Kapitalerträge und Derivate
- Erstattung und Verzinsung abgeltend einbehaltener Kapitalertragsteuer (Az. VIII R 32 / 21): Zu klären ist hier die Verzinsung unionsrechtswidrig einbehaltener, dann erstatteter Kapitalertragsteuer für beschränkt steuerpflichtige Kapitalgesellschaften – wichtig für internationale Anleger.
- Abzugsfähigkeit von Verlusten aus Zinsswaps (Az. VI R 11 / 22): Der BFH muss prüfen, ob Verluste aus Termingeschäften wie Zinsswaps zu Einkünften aus Land- und Forstwirtschaft zählen und damit freier verrechenbar sind. Aktuell ist die. Verlustverrechnung auf Kapitalerträge beschränkt.
ETFs und gemanagte Fonds
- Besteuerung von Erträgen aus ausländischen Investmentfonds (Az.
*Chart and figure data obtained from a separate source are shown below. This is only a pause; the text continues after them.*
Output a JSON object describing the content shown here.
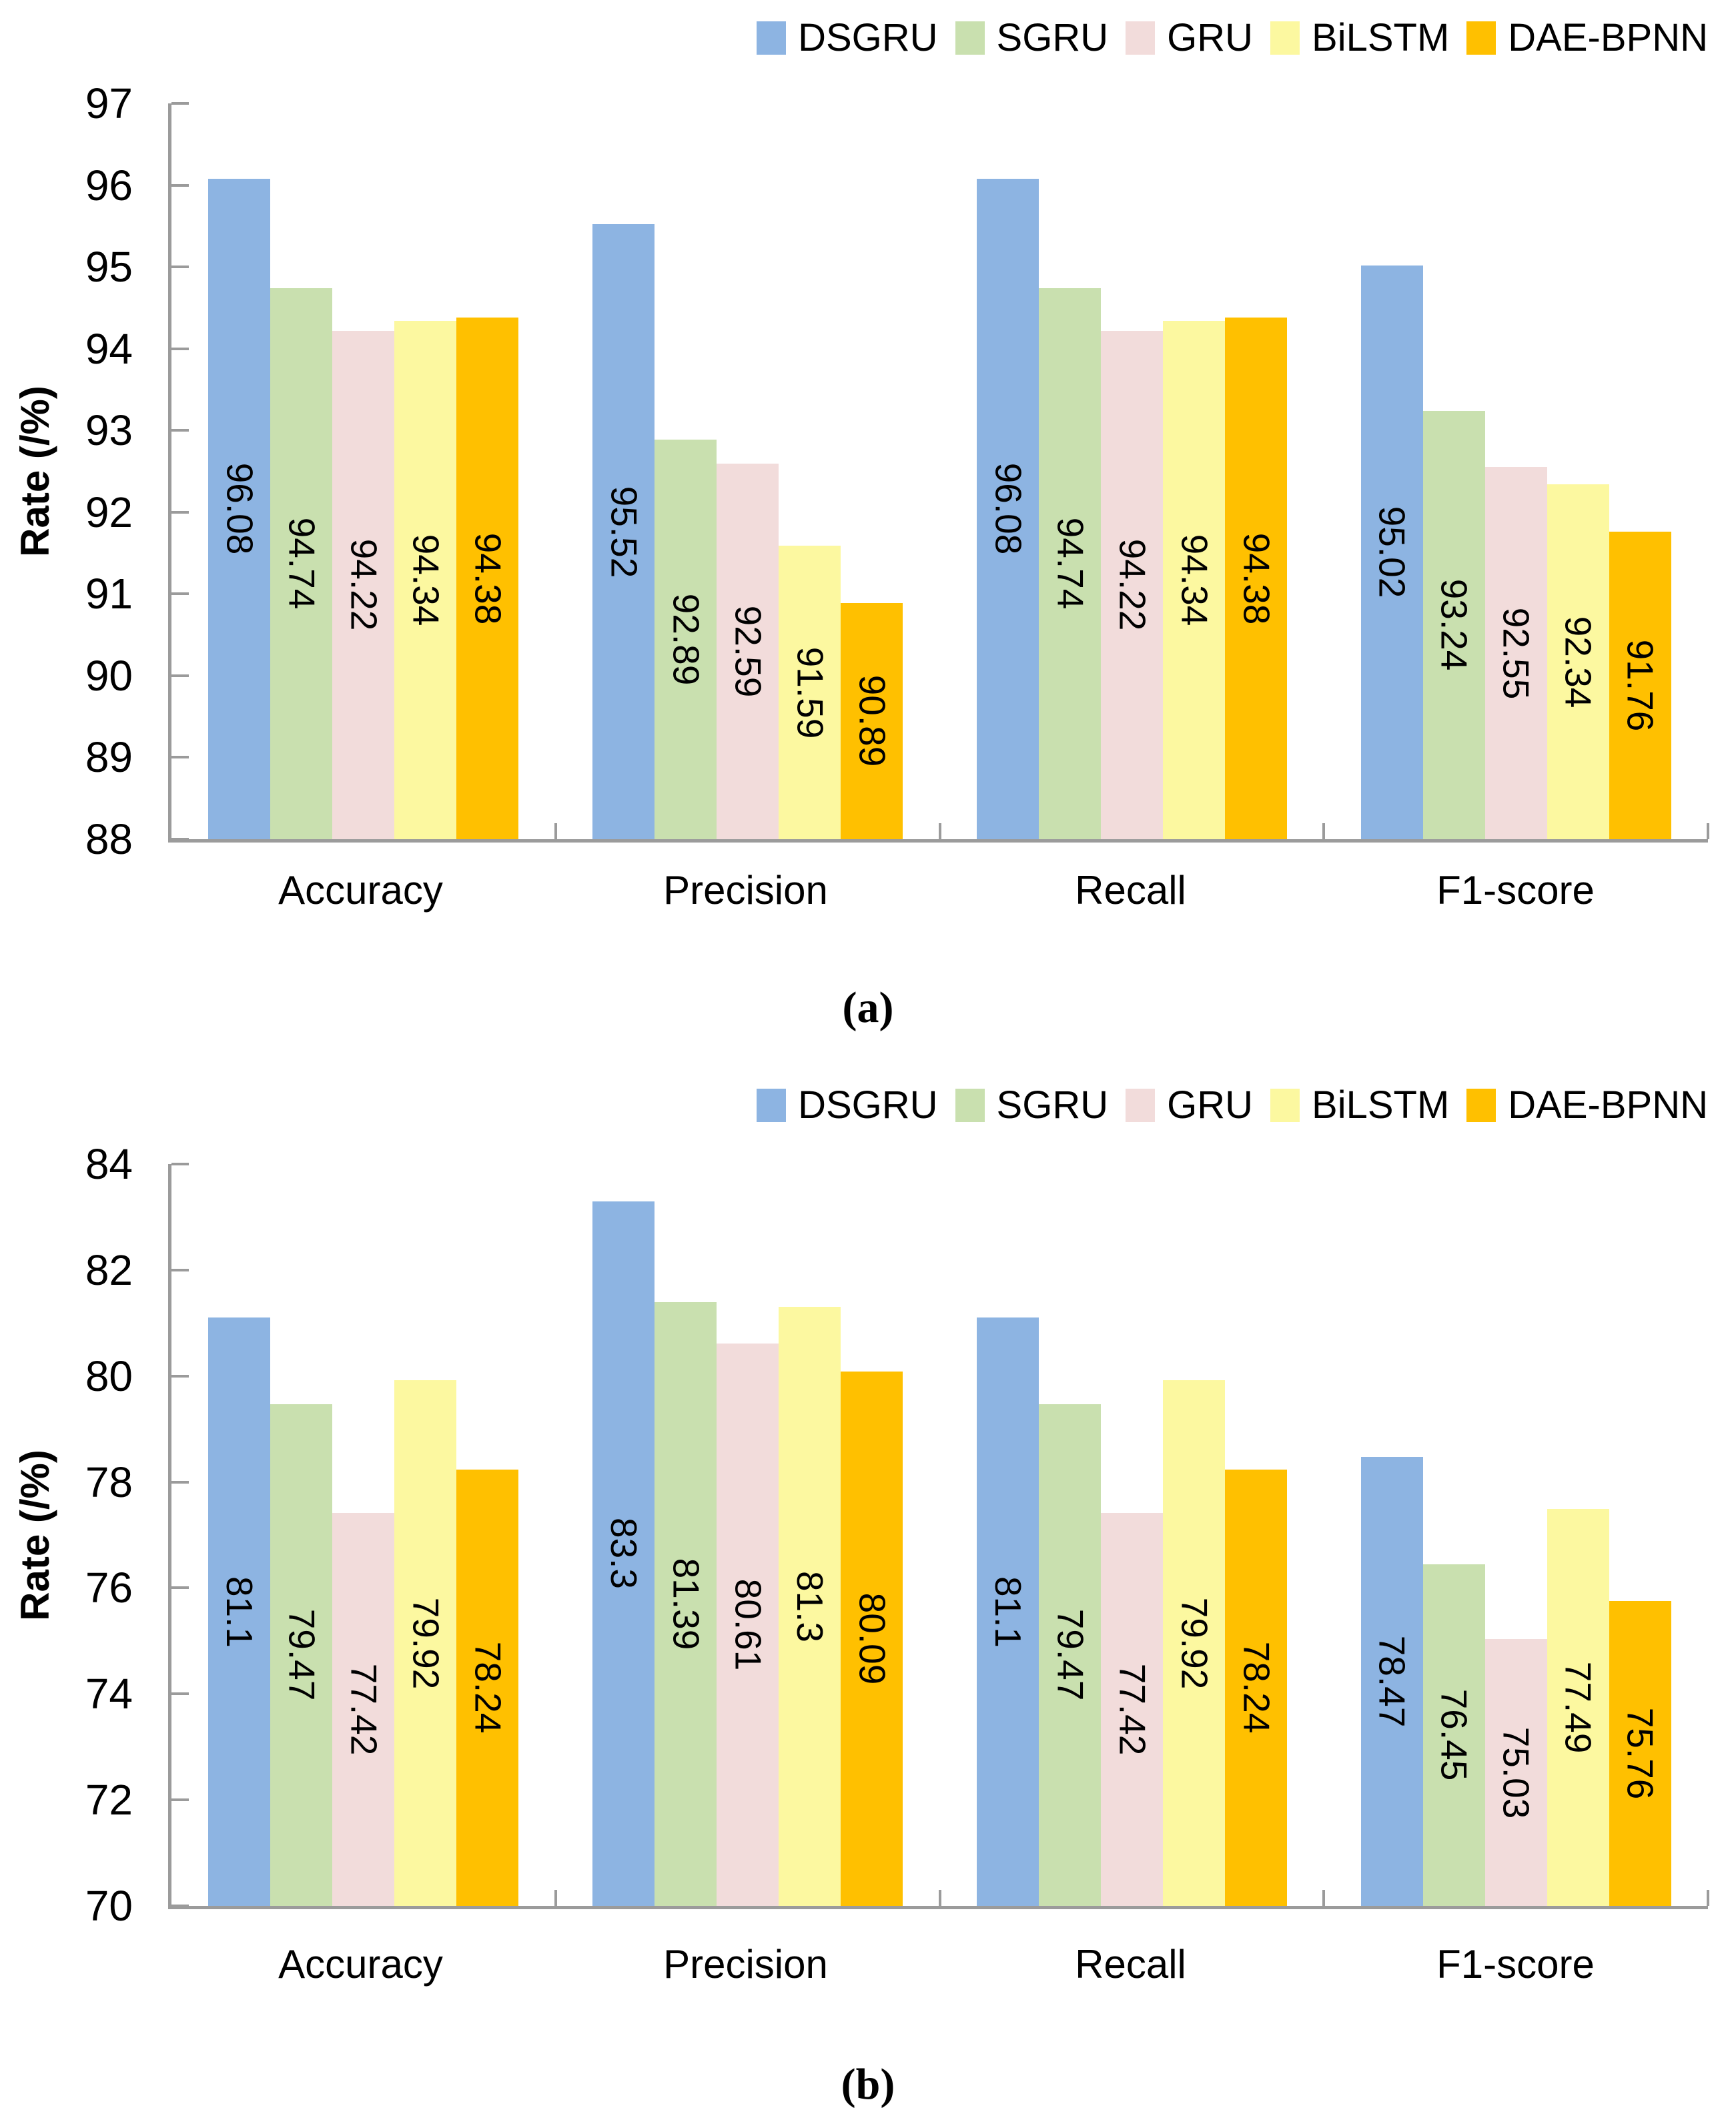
{
  "figure": {
    "series_names": [
      "DSGRU",
      "SGRU",
      "GRU",
      "BiLSTM",
      "DAE-BPNN"
    ],
    "colors": {
      "DSGRU": "#8DB4E2",
      "SGRU": "#C9E0AF",
      "GRU": "#F2DCDB",
      "BiLSTM": "#FCF8A0",
      "DAE-BPNN": "#FFC000",
      "axis": "#9b9b9b",
      "text": "#000000"
    }
  },
  "chart_data": [
    {
      "id": "a",
      "type": "bar",
      "caption": "(a)",
      "ylabel": "Rate (/%)",
      "ylim": [
        88,
        97
      ],
      "yticks": [
        "97",
        "96",
        "95",
        "94",
        "93",
        "92",
        "91",
        "90",
        "89",
        "88"
      ],
      "grid": false,
      "legend_position": "top-right",
      "categories": [
        "Accuracy",
        "Precision",
        "Recall",
        "F1-score"
      ],
      "series": [
        {
          "name": "DSGRU",
          "color": "#8DB4E2",
          "values": [
            96.08,
            95.52,
            96.08,
            95.02
          ],
          "labels": [
            "96.08",
            "95.52",
            "96.08",
            "95.02"
          ]
        },
        {
          "name": "SGRU",
          "color": "#C9E0AF",
          "values": [
            94.74,
            92.89,
            94.74,
            93.24
          ],
          "labels": [
            "94.74",
            "92.89",
            "94.74",
            "93.24"
          ]
        },
        {
          "name": "GRU",
          "color": "#F2DCDB",
          "values": [
            94.22,
            92.59,
            94.22,
            92.55
          ],
          "labels": [
            "94.22",
            "92.59",
            "94.22",
            "92.55"
          ]
        },
        {
          "name": "BiLSTM",
          "color": "#FCF8A0",
          "values": [
            94.34,
            91.59,
            94.34,
            92.34
          ],
          "labels": [
            "94.34",
            "91.59",
            "94.34",
            "92.34"
          ]
        },
        {
          "name": "DAE-BPNN",
          "color": "#FFC000",
          "values": [
            94.38,
            90.89,
            94.38,
            91.76
          ],
          "labels": [
            "94.38",
            "90.89",
            "94.38",
            "91.76"
          ]
        }
      ]
    },
    {
      "id": "b",
      "type": "bar",
      "caption": "(b)",
      "ylabel": "Rate (/%)",
      "ylim": [
        70,
        84
      ],
      "yticks": [
        "84",
        "82",
        "80",
        "78",
        "76",
        "74",
        "72",
        "70"
      ],
      "grid": false,
      "legend_position": "top-right",
      "categories": [
        "Accuracy",
        "Precision",
        "Recall",
        "F1-score"
      ],
      "series": [
        {
          "name": "DSGRU",
          "color": "#8DB4E2",
          "values": [
            81.1,
            83.3,
            81.1,
            78.47
          ],
          "labels": [
            "81.1",
            "83.3",
            "81.1",
            "78.47"
          ]
        },
        {
          "name": "SGRU",
          "color": "#C9E0AF",
          "values": [
            79.47,
            81.39,
            79.47,
            76.45
          ],
          "labels": [
            "79.47",
            "81.39",
            "79.47",
            "76.45"
          ]
        },
        {
          "name": "GRU",
          "color": "#F2DCDB",
          "values": [
            77.42,
            80.61,
            77.42,
            75.03
          ],
          "labels": [
            "77.42",
            "80.61",
            "77.42",
            "75.03"
          ]
        },
        {
          "name": "BiLSTM",
          "color": "#FCF8A0",
          "values": [
            79.92,
            81.3,
            79.92,
            77.49
          ],
          "labels": [
            "79.92",
            "81.3",
            "79.92",
            "77.49"
          ]
        },
        {
          "name": "DAE-BPNN",
          "color": "#FFC000",
          "values": [
            78.24,
            80.09,
            78.24,
            75.76
          ],
          "labels": [
            "78.24",
            "80.09",
            "78.24",
            "75.76"
          ]
        }
      ]
    }
  ]
}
VIII R 18/22): In dem Verfahren geht es umd die vorrangige Anwendung des Investmentsteuergesetzes, das seit 2004 für Privatanleger gilt. Die BFH-Richter müssen klären, ob Erträge nicht direkt zuzurechnen, sondern fondsspezifisch zu besteuern sind.
- Investmentsteuergesetz-Anwendung bei fehlendem Investmentfonds: Richterlich zu klären sind hier Grenzfälle der Fondsbesteuerung und wie eine doppelte Zurechnung von Erträgen nach Paragraf 39 Abgabenordnung zu vermeiden ist.
Weitere Wertpapiere
- Wirtschaftliches Eigentum bei strukturierter Wertpapierleihe (Az. I R 3 / 21): Der BFH muss klären, wie die wirtschaftlichen Eigentümer bei sicherungsübereigneter Aktien inklusive einer Dividendesteuerfreistellung zu bestimmen sind. Das Verfahren ist für zahrleiche Wertpapierleihe-Deals relevant
- Zulässigkeit von Steuerstundungsmodellen (Az. IV R 13/23): Der BFH muss über Verlustverrechnungsbeschränkungen bei modellhaften Gestaltungen nach Paragraf 15b Einkommensteuergesetz entscheiden. Diese betreffen etwa Investments in Windkraft, weitere erneuerbare Energien oder ähnliche Projekte.
Immobilien
- Klagewelle gegen die Grundsteuer-Reform Baden-Württemberg, Bayern, Hamburg, Hessen und Niedersachsen haben eigene landesrechtliche Regelungen , gegen die sich zahlreiche Eigentümer gerichtlich zur Wehr setzen.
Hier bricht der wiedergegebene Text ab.